Ethan Bernstein et Stephen Turban, de Harvard, ont décidé de le mesurer. Pas de sonder les salariés sur leur ressenti : mesurer.

## Ce que la mesure a montré

Des salariés ont porté un badge à capteurs, qui enregistre les interactions en face à face, la parole, l'écoute et les déplacements. Trois semaines avant le déménagement, trois semaines après.

Le temps passé en face à face chute d'environ 70 %. Les e-mails augmentent de 56 %, les messages instantanés de 67 %.

L'explication des auteurs tient en une phrase : plutôt que de déclencher une collaboration plus vivante, l'espace ouvert déclenche une réaction humaine très banale, le retrait social. Privés de murs, les gens se sont fabriqué des cloisons numériques.

## Soyons honnêtes

L'étude porte sur deux sièges de grandes entreprises et sur une période courte. Elle ne dit pas que tous les open spaces se valent : un plateau avec des bulles d'isolement, des règles de silence et des salles disponibles n'a rien à voir avec un grand plateau nu.

## Ce qu'on peut en faire

Elle démonte en revanche l'argument qui a servi à les généraliser. On n'a jamais abattu les cloisons pour faire parler les gens, on les a abattues parce que ça coûte moins cher au mètre carré. C'est une raison parfaitement valable, à condition de l'assumer.

## Questions fréquentes

### Comment l'étude a-t-elle été menée ?

Par la mesure et non par questionnaire. Des salariés ont porté un badge à capteurs enregistrant les interactions en face à face, la parole, l'écoute et les déplacements, trois semaines avant le passage en open space et trois semaines après, dans deux sièges de grandes entreprises.

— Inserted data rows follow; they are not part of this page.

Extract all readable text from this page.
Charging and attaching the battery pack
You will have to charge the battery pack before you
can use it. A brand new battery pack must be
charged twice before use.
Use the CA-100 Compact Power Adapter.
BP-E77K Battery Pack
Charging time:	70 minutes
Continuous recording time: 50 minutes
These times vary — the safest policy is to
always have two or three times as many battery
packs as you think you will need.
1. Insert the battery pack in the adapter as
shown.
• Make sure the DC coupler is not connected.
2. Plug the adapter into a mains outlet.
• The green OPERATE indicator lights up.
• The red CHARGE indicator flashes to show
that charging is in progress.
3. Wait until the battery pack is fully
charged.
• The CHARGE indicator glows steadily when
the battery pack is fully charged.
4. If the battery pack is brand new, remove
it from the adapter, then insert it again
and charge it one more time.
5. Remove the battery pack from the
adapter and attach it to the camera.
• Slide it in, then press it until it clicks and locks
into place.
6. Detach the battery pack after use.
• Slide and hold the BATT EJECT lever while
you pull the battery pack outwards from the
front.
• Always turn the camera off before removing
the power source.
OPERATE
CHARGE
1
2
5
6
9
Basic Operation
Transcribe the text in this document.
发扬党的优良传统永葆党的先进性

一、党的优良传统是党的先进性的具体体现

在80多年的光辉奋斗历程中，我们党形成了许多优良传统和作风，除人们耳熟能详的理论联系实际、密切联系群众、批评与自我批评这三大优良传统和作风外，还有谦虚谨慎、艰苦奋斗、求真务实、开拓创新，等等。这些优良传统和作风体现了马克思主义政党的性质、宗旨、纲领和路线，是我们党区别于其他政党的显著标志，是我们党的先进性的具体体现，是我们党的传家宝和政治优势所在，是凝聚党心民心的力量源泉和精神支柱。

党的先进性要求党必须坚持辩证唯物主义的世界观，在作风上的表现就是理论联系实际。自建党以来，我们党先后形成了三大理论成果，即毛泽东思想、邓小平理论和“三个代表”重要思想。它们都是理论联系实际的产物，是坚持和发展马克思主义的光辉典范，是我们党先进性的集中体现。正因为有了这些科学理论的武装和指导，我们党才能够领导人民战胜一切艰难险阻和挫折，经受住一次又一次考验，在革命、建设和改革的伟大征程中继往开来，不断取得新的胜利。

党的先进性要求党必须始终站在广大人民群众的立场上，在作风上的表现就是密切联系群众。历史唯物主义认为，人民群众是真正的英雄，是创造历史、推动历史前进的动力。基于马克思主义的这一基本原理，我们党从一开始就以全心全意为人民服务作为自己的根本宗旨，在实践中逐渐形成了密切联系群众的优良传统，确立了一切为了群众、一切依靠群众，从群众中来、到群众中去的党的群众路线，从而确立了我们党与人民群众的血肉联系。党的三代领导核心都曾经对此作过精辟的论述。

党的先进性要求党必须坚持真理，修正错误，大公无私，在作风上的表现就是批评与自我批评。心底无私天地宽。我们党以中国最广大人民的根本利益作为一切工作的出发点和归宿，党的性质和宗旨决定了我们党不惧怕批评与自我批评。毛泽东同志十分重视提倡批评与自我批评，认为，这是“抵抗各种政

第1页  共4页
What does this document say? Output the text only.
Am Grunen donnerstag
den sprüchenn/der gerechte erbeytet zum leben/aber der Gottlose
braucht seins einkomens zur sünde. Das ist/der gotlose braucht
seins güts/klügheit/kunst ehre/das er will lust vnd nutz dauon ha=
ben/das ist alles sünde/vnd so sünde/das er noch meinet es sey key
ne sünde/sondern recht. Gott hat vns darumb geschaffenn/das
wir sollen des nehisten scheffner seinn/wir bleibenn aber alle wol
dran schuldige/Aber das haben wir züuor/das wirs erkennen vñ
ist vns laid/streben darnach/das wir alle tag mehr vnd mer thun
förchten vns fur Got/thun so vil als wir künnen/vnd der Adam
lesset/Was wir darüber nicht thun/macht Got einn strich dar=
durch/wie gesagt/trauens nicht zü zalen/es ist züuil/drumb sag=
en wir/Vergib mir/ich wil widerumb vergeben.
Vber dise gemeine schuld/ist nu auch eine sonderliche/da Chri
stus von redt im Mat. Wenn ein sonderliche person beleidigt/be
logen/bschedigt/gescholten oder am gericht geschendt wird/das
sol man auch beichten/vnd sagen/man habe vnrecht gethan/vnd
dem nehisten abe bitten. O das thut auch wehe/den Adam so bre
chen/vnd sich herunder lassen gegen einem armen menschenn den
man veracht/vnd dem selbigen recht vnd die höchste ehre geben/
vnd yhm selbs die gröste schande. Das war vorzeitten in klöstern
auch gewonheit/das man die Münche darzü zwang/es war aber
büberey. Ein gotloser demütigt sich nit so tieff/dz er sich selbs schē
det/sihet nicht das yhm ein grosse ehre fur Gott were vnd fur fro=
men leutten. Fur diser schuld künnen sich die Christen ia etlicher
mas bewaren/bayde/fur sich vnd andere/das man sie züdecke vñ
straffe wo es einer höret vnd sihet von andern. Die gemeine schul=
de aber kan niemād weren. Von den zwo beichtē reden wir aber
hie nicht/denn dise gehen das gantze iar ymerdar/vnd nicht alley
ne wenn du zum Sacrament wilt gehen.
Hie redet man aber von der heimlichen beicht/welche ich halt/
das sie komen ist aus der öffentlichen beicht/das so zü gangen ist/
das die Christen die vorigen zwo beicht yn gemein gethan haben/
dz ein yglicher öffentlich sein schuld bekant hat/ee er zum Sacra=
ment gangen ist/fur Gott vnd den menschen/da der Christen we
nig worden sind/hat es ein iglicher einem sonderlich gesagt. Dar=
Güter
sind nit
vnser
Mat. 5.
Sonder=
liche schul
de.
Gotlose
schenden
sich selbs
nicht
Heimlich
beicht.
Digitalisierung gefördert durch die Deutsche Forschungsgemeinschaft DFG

### Pourquoi les gens se parlent-ils moins en open space ?

Les auteurs parlent de retrait social. Privés de la possibilité de s'isoler, les salariés reconstituent des cloisons par d'autres moyens : casque sur les oreilles, e-mail et messagerie instantanée plutôt que conversation.

### Faut-il revenir aux bureaux fermés ?

L'étude ne dit pas ça. Elle démonte l'argument de la collaboration, qui a servi à généraliser ces aménagements. Un plateau ouvert doté d'espaces d'isolement, de règles de silence et de salles disponibles n'a rien à voir avec un grand plateau nu.

## Sources

Source : Ethan S. Bernstein et Stephen Turban, « The impact of the open workspace on human collaboration », Philosophical Transactions of the Royal Society B, 2018.